While the industry has bought in when it comes to the importance of data, the logistics of data sharing and proper data management present significant challenges that are unique to finance.
First, financial (and alternative) data consumers need to establish reliable and scalable ingestion pipelines. In this, they depend largely on vendors to provide them with timely, accurate data in a format that’s easy to use (a proposition which is often fraught with disappointment). Once they have the data, there remains a significant technical burden in processing and running analysis on massive datasets (e.g., tick-level datasets). Then, they are left managing and maintaining data to make sure it stays up-to-date and consistently applying updates to preserve multi-temporality. Finally, there’s the ever-present responsibility of ensuring compliance with complex usage rules and vendor policies relating to accessing and distributing data.
Our clients have been vocal about the impact of these challenges. In many cases, data is getting lost in complex, siloed infrastructure. Without central sharing standards, data discovery, access, and governance become impossible. Expensive data gets locked up, under-utilized, duplicated, and sometimes purchased multiple times. Unless data is properly managed and permissioned, it’s difficult for teams to collaborate and it’s impossible to audit and report on access. Overall, you just get less return on your data investment.

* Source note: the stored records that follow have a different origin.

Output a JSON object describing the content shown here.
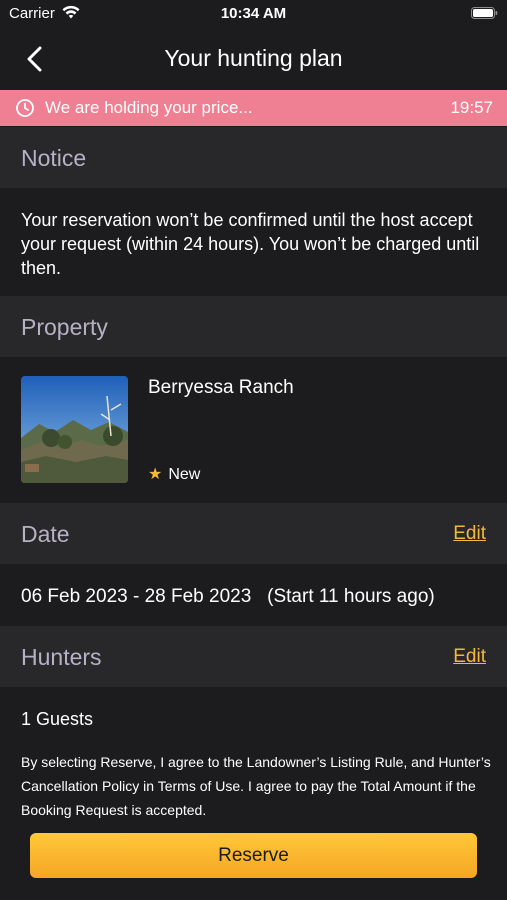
{
  "status_bar": {
    "carrier": "Carrier",
    "time": "10:34 AM"
  },
  "nav": {
    "title": "Your hunting plan",
    "back_icon": "chevron-left-icon"
  },
  "price_banner": {
    "message": "We are holding your price...",
    "timer": "19:57",
    "color": "#ef7f92"
  },
  "notice": {
    "heading": "Notice",
    "text": "Your reservation won’t be confirmed until the host accept your request (within 24 hours). You won’t be charged until then."
  },
  "property": {
    "heading": "Property",
    "name": "Berryessa Ranch",
    "rating_label": "New"
  },
  "date": {
    "heading": "Date",
    "edit_label": "Edit",
    "range": "06 Feb 2023 - 28 Feb 2023",
    "relative": "(Start 11 hours ago)"
  },
  "hunters": {
    "heading": "Hunters",
    "edit_label": "Edit",
    "guests": "1 Guests"
  },
  "footer": {
    "terms": "By selecting Reserve, I agree to the Landowner’s Listing Rule, and Hunter’s Cancellation Policy in Terms of Use. I agree to pay the Total Amount if the Booking Request is accepted.",
    "reserve_label": "Reserve"
  },
  "colors": {
    "background": "#1c1c1e",
    "section_header": "#28282a",
    "accent": "#f4b93a",
    "heading_text": "#b7b1c6"
  }
}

And the industry clearly knows this. A BBH survey of 50 senior executives in global asset management (overseeing more than $18 trillion AUM in aggregate) found that more than half (57%) of the respondents are seeking to improve their data and technology abilities. Respondents cited manual processes, data optimization, and data in general as challenges that they’re looking to overcome as they move forward.
Current solutions aimed at improving data sharing are not open-source or interoperable. Sharing data, especially big data, is difficult and high-friction, even within a single organization. And solution providers in the data management space aren’t necessarily incentivized to be change-makers in this regard, either. Keeping users in “walled gardens” is better for business.

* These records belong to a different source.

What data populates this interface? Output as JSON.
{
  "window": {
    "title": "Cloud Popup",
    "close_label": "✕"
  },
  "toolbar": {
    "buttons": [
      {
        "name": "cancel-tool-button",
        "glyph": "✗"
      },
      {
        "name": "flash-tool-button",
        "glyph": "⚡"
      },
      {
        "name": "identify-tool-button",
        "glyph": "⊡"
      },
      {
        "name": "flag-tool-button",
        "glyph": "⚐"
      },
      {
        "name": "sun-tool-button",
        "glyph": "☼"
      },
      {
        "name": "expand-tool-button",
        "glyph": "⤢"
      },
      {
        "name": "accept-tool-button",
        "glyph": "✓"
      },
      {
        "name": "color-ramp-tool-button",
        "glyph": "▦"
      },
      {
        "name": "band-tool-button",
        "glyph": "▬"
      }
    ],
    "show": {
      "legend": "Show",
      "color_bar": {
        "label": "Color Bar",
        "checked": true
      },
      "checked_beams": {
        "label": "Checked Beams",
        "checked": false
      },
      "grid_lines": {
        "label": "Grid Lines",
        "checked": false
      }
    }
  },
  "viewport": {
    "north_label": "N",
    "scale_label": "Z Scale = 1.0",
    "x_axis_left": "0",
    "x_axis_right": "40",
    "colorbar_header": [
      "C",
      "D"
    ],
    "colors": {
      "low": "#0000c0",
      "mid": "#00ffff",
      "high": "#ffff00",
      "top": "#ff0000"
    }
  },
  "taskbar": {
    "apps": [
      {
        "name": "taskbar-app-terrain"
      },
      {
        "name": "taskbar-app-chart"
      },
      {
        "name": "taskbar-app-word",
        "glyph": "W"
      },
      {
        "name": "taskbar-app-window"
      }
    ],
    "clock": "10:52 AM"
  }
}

But, as history tells us, the future of data in the financial industry tends towards open protocols and standards (à la spark, pandas, etc.). Data governance, sharing, and management are no exception. As Nasdaq continually seeks out ways to better serve our clients, we’re delighted to announce participation and support, together with the Delta Lake open source community, in launching the new, open-source Delta Sharing protocol, the industry’s first open protocol for secure data sharing.
In particular, I see three main benefits to an open approach to data sharing:
Regardless of the computing platform, Delta Sharing allows for secure data sharing between parties. The protocol employs a vendor neutral governance model. It is an open standard usable by any platform or data vendor, it works cross-cloud, and it integrates with virtually any modern data processing stack (i.e., anything that can read Parquet files).
In addition, there’s no slow or expensive data conversion needed with direct access to cloud-stored Parquet files.
Better manage entitlements and maintain compliance standards
Delta Sharing is an open, efficient, and scalable protocol that allows users to easily share and manage entitlements for external and internal data sharing. It can help make data governance easier—you can manage entitlements, security, masking, and privacy on shared datasets irrespective of the computing platform used to access them.
Unlocking more value from datasets
With easier and more secure sharing thanks to interoperability, built-in authentication, and granular entitlement management, users can share data and compute on it seamlessly. Organizations can reduce the duplicative, tedious work of moving and entitling data, reducing their time to value and allowing them to focus more on their core business.
While data on its own is valuable to organizations, too much value is being left on the table by the industry’s reliance on restrictive tools and legacy sharing paradigms. We are looking forward to working with Databricks and the open-source community on this initiative. With an open protocol, we can give the industry what it needs—and deserves—in order to move forward: an open approach to data sharing.